Долго ли, коротко ли – приехал Иван-царевич к Вертодубу, всего три дуба осталося; он взял щетку и кинул во чисто́ поле: откуда что́ – вдруг зашумели, поднялись из земли густые дубовые леса, дерево дерева толще! Вертодуб обрадовался, благодарствовал царевичу и пошел столетние дубы выворачивать.

Долго ли, коротко ли – приехал Иван-царевич к старухам, дал им по яблочку; они съели, вмиг помолодели и подарили ему рушничок: как махнешь рушничком – станет позади целое озеро!

Приезжает Иван-царевич домой. Сестра выбежала, встретила его, приголубила: «Сядь, – говорит, – братец, поиграй на гуслях, а я пойду – обед приготовлю». Царевич сел и бренчит на гуслях; выполз из норы мышонок и говорит ему человеческим голосом: «Спасайся, царевич, беги скорее! Твоя сестра ушла зубы точить».

Иван-царевич вышел из горницы, сел на коня и поскакал назад; а мышонок по струнам бегает, гусли бренчат, а сестра и не ведает, что братец ушел. Наточила зубы, бросилась в горницу, глядь – нет ни души, только мышонок в нору скользнул. Разозлилась ведьма, так и скрипит зубами, и пустилась в погоню.

Иван-царевич услыхал шум, оглянулся – вот-вот нагонит сестра; махнул рушником – и стало глубокое озеро. Пока ведьма переплыла озеро, Иван-царевич далеко уехал. Понеслась она еще быстрее… вот уж близко! Вертодуб угадал, что царевич от сестры спасается, и давай вырывать дубы да валить на дорогу; целую гору накидал! Нет ведьме проходу! Стала она путь прочищать, грызла-грызла, насилу продралась, а Иван-царевич уж далеко.

Бросилась догонять, гнала-гнала, еще немножко… и уйти нельзя! Вертогор увидал ведьму, ухватился за самую высокую гору и повернул ее как раз на дорогу, а на ту гору поставил другую. Пока ведьма карабкалась да лезла, Иван-царевич ехал да ехал и далеко очутился.

Перебралась ведьма через горы и опять погнала за братом… Завидела его и говорит: «Теперь не уйдешь от меня!» Вот близко, вот нагонит! В то самое время подскакал Иван-царевич к теремам Солнцевой сестрицы и закричал: «Солнце, Солнце! Отвори оконце».

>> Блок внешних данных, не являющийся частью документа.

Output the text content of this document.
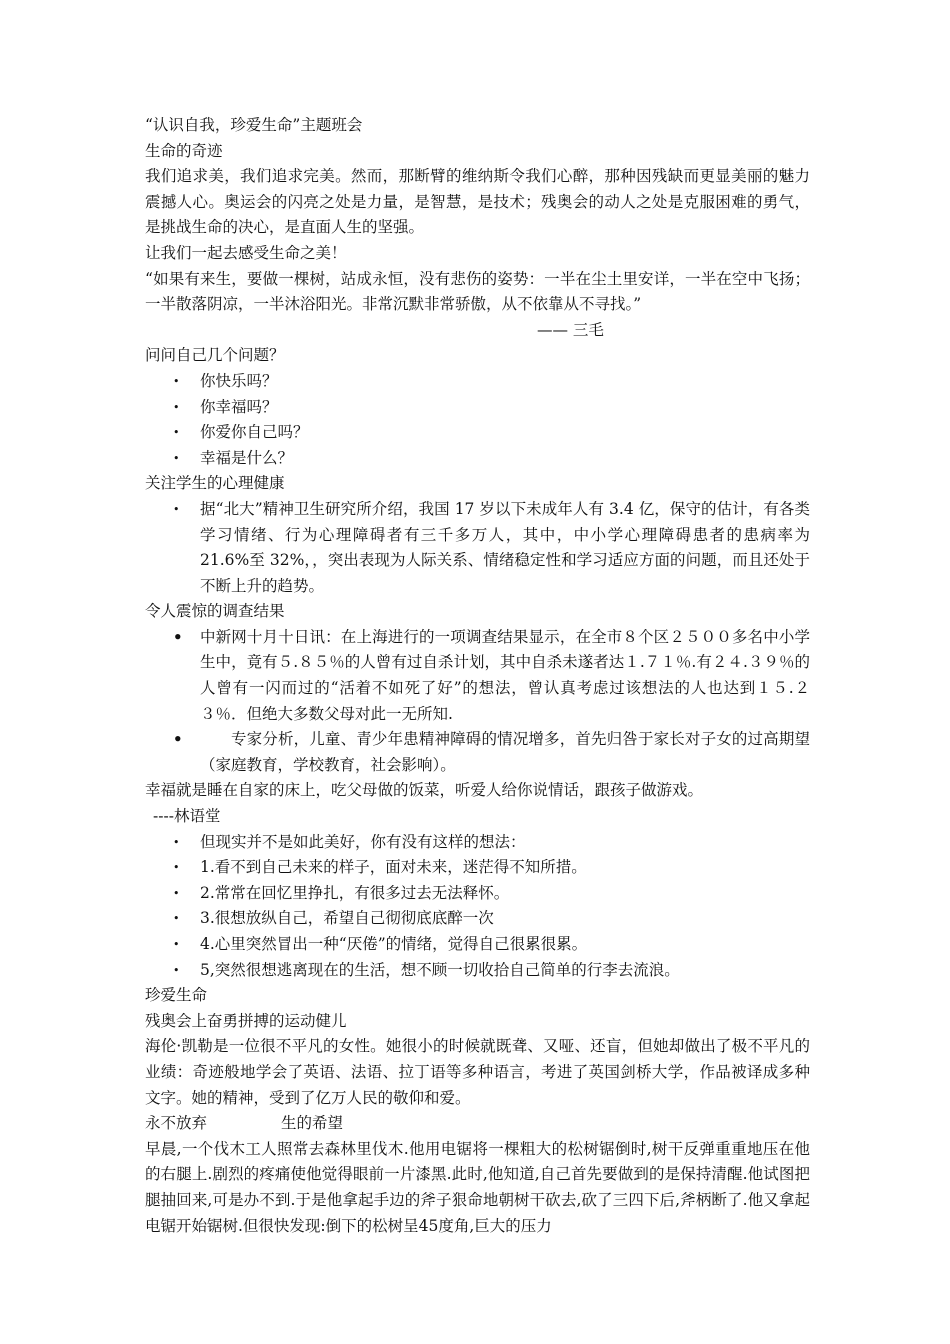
“认识自我，珍爱生命”主题班会
生命的奇迹
我们追求美，我们追求完美。然而，那断臂的维纳斯令我们心醉，那种因残缺而更显美丽的魅力震撼人心。奥运会的闪亮之处是力量，是智慧，是技术；残奥会的动人之处是克服困难的勇气，是挑战生命的决心，是直面人生的坚强。
让我们一起去感受生命之美！
“如果有来生，要做一棵树，站成永恒，没有悲伤的姿势：一半在尘土里安详，一半在空中飞扬；一半散落阴凉，一半沐浴阳光。非常沉默非常骄傲，从不依靠从不寻找。”
—— 三毛
问问自己几个问题？
• 你快乐吗？
• 你幸福吗？
• 你爱你自己吗？
• 幸福是什么？
关注学生的心理健康
• 据“北大”精神卫生研究所介绍，我国 17 岁以下未成年人有 3.4 亿，保守的估计，有各类学习情绪、行为心理障碍者有三千多万人，其中，中小学心理障碍患者的患病率为 21.6%至 32%，，突出表现为人际关系、情绪稳定性和学习适应方面的问题，而且还处于不断上升的趋势。
令人震惊的调查结果
• 中新网十月十日讯：在上海进行的一项调查结果显示，在全市８个区２５００多名中小学生中，竟有５.８５％的人曾有过自杀计划，其中自杀未遂者达１.７１％.有２４.３９％的人曾有一闪而过的“活着不如死了好”的想法，曾认真考虑过该想法的人也达到１５.２３％．但绝大多数父母对此一无所知.
•	专家分析，儿童、青少年患精神障碍的情况增多，首先归咎于家长对子女的过高期望（家庭教育，学校教育，社会影响）。
幸福就是睡在自家的床上，吃父母做的饭菜，听爱人给你说情话，跟孩子做游戏。
----林语堂
• 但现实并不是如此美好，你有没有这样的想法：
• 1.看不到自己未来的样子，面对未来，迷茫得不知所措。
• 2.常常在回忆里挣扎，有很多过去无法释怀。
• 3.很想放纵自己，希望自己彻彻底底醉一次
• 4.心里突然冒出一种“厌倦”的情绪，觉得自己很累很累。
• 5,突然很想逃离现在的生活，想不顾一切收拾自己简单的行李去流浪。
珍爱生命
残奥会上奋勇拼搏的运动健儿
海伦·凯勒是一位很不平凡的女性。她很小的时候就既聋、又哑、还盲，但她却做出了极不平凡的业绩：奇迹般地学会了英语、法语、拉丁语等多种语言，考进了英国剑桥大学，作品被译成多种文字。她的精神，受到了亿万人民的敬仰和爱。
永不放弃	生的希望
早晨,一个伐木工人照常去森林里伐木.他用电锯将一棵粗大的松树锯倒时,树干反弹重重地压在他的右腿上.剧烈的疼痛使他觉得眼前一片漆黑.此时,他知道,自己首先要做到的是保持清醒.他试图把腿抽回来,可是办不到.于是他拿起手边的斧子狠命地朝树干砍去,砍了三四下后,斧柄断了.他又拿起电锯开始锯树.但很快发现:倒下的松树呈45度角,巨大的压力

Солнцева сестрица отворила окно, и царевич вскочил в него вместе с конем. Ведьма стала просить, чтоб ей выдали брата головою; Солнцева сестра ее не послушала и не выдала. Тогда говорит ведьма: «Пусть Иван-царевич идет со мной на весы, кто кого перевесит! Если я перевешу – так я его съем, а если он перевесит – пусть меня убьет!» Пошли; сперва сел на весы Иван-царевич, а потом и ведьма полезла: только ступила ногой, как Ивана-царевича вверх и подбросило, да с такою силою, что он прямо попал на небо, к Солнцевой сестре в терема; а ведьма-змея осталась на земле.

Гуси-лебеди

Ты так много знаешь сказок, мой друг, что пора родиться вопросу, а что ты знаешь о самих сказках? Вот, к примеру, когда возникают сказки? Некоторые считают, что сказки – это осколки мифов. Другие, что они архаичнее мифов. Но, пожалуй, самое обоснованное мнение таково, что сказки – это итог «осевого времени», как назвал Карл Ясперс середину первого тысячелетия до нашей эры, когда рождаются основные мировые религии и философии.

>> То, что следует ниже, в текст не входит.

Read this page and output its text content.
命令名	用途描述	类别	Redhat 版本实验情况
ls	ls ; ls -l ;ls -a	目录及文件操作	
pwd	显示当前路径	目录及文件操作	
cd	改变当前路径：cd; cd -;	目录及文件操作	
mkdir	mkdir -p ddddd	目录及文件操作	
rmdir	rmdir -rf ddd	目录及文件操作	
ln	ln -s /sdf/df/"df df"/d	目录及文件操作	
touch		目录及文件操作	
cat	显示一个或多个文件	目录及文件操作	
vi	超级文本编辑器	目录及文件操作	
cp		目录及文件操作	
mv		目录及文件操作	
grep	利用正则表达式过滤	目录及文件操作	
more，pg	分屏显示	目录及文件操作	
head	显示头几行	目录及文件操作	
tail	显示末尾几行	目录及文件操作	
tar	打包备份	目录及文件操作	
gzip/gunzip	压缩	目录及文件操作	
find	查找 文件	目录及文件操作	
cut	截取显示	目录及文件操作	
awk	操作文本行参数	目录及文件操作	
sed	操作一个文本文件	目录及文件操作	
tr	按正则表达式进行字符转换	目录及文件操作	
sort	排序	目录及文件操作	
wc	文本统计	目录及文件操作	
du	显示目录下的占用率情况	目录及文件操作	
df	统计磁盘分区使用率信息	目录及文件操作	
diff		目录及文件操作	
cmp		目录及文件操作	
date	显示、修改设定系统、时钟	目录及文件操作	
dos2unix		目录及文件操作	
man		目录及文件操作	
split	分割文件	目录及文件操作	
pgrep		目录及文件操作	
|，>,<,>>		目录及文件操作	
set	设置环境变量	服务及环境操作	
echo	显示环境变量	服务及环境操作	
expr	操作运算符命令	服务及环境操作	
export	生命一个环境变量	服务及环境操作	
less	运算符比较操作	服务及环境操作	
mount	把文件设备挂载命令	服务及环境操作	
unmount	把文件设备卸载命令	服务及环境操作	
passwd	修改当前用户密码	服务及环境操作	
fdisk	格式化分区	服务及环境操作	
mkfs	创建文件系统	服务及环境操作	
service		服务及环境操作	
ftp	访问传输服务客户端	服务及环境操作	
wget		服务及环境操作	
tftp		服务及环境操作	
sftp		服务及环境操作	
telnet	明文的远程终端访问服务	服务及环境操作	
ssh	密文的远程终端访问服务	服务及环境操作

Мы все знаем, что было такое удивительное время, примерно, с седьмого по четвертый века до нашей эры, когда в мире воплотилось множество мудрецов в разных странах – Лао-Цзы, Кун-Цзы (Конфуций), Чжуан-Цзы в Китае, Будда, Шанкара, Патанджали в Индии, Зороастр в Иране, пророки в Израиле, философы, начиная с семи мудрецов, в Греции. А сколько осталось безвестными!





Это было время, когда рассыпалась древность, когда Веды больше не могли справляться с упорядочиванием этого мира, в котором появилось железо. Кшатрии, аристократы, в общем, каста воинов, рвались к власти, отодвигая жрецов, хранивших древнюю мудрость. И нужно было как-то остановить разнос, в который пошел мир. Мудрые люди пришли и дали людям учения – где-то это были религии нового толка, где-то философии или ритуалы.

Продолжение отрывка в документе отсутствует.